# selling Vodafone shares  cgt loss calculation?



## chasie (30 Dec 2012)

Hi All
I plan to sell my current holding of 3,935 Vodafone shares which are the intact legasy of my origonal investment in Eircom  The current value is £ 1.55 share 
What purchase price per share should I factor in as I need to offset this loss against a gain in another   share which I am also selling 

Thanks in advance

Chasie


----------



## Joe_90 (30 Dec 2012)

Does this help?

http://www.charteredaccountants.ie/taxsource/1997/en/act/pub/0039/tb/sec0584-1-tb.html


----------



## Armada (30 Dec 2012)

chasie said:


> Hi All
> I plan to sell my current holding of 3,935 Vodafone shares which are the intact legasy of my origonal investment in Eircom The current value is £ 1.55 share
> What purchase price per share should I factor in as I need to offset this loss against a gain in another share which I am also selling
> 
> ...


 

As a matter of interest what was your original investment back in the day?


----------



## chasie (31 Dec 2012)

Hi Armada
my origonal investment was Irish punt 17,805.48

Hi Joe 90
Can I take €4.66 as the purchase point for my current  3935 Vodafone shares

Thanks all


----------



## monagt (31 Dec 2012)

Were Divs reinvested in Shares? Is the total number of shares = original purchase?


----------



## Joe_90 (31 Dec 2012)

As monagt says you need to establish what additional shares have been acquired since the original investment.  

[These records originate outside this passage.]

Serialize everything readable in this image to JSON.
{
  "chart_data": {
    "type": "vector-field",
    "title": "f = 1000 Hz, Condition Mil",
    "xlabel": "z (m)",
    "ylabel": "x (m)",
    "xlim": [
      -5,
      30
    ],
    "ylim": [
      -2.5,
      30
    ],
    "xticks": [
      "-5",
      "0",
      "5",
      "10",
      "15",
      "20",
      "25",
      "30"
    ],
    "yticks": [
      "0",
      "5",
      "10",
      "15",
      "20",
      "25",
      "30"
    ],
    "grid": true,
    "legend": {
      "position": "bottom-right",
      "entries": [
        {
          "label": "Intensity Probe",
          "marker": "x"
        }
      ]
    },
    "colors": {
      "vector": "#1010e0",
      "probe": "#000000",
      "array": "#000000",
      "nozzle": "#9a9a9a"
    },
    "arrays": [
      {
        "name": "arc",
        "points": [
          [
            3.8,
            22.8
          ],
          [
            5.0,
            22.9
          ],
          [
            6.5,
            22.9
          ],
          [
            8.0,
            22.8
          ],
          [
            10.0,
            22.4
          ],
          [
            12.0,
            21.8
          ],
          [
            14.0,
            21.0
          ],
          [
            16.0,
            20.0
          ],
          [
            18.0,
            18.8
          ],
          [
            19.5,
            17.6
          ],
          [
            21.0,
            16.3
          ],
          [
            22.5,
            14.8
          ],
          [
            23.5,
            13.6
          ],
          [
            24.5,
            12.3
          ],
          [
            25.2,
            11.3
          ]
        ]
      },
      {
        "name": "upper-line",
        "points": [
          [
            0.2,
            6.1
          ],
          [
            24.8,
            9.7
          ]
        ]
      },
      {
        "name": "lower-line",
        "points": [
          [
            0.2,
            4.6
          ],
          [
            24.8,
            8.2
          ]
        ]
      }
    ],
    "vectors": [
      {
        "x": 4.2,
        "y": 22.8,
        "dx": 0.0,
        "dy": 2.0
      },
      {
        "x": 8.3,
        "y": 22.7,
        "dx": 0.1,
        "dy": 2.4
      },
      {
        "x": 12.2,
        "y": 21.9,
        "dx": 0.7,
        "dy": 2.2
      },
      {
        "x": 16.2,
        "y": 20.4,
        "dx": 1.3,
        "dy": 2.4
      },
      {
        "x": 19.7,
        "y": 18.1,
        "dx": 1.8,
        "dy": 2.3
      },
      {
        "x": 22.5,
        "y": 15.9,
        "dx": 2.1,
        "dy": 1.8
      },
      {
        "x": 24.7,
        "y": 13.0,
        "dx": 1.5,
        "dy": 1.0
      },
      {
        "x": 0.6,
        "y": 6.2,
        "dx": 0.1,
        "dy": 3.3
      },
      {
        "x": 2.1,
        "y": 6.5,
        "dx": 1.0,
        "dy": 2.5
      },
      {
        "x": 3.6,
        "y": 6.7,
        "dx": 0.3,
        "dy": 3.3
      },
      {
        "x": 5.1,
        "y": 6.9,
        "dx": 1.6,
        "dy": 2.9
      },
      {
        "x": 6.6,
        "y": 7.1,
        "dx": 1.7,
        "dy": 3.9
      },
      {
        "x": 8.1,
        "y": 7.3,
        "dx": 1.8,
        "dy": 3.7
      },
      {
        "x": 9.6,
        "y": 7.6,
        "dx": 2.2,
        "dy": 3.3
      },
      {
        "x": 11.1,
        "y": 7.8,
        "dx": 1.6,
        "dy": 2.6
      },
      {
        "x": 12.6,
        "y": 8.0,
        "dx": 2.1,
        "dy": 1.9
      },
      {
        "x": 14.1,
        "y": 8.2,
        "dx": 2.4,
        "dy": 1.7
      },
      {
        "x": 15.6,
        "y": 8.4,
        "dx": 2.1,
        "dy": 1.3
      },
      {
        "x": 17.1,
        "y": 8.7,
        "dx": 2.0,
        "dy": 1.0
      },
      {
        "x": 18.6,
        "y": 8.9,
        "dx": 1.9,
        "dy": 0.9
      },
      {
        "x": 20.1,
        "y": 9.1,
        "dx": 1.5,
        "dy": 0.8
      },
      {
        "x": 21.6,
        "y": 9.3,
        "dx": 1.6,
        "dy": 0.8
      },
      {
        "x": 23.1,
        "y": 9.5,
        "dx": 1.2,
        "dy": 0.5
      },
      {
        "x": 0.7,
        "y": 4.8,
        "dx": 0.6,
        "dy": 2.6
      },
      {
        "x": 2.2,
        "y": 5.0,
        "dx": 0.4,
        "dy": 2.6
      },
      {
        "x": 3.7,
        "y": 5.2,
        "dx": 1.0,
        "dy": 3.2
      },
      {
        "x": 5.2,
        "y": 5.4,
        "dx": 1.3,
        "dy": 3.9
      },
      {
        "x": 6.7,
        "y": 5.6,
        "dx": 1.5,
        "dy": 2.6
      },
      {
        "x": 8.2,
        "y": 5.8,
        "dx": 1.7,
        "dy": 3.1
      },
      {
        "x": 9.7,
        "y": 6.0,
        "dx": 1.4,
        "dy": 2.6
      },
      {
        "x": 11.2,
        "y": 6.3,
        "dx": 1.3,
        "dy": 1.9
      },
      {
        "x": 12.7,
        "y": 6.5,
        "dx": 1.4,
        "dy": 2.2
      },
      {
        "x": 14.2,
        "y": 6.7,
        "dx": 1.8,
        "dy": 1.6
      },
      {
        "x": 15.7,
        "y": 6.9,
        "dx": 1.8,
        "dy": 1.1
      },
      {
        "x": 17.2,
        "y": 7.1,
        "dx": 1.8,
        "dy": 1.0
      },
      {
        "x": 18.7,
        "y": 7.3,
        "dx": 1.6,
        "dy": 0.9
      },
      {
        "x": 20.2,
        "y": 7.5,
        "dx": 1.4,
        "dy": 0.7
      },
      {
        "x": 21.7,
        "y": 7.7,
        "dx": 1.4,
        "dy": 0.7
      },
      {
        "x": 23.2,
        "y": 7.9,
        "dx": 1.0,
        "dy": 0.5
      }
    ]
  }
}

The cost of the original investment is IR£17,805 x 57% and if there were any further additions then the direct cost of those, bonus issues do not have a base cost.


----------



## chasie (31 Dec 2012)

Thanks All
The origonal Vodafone issue was 2855 shares in May 2001  All additional shares were dividend issue (DRP)


----------



## monagt (31 Dec 2012)

If you had extra shares allocated by bonus or by reinvesting dividends and paid tax on the dividends as one should annually then the only issue is the buy/sell price of the extra shares x current cgt.
and you can balance capital losses vs capital gains and pay tax open the difference id positive.


----------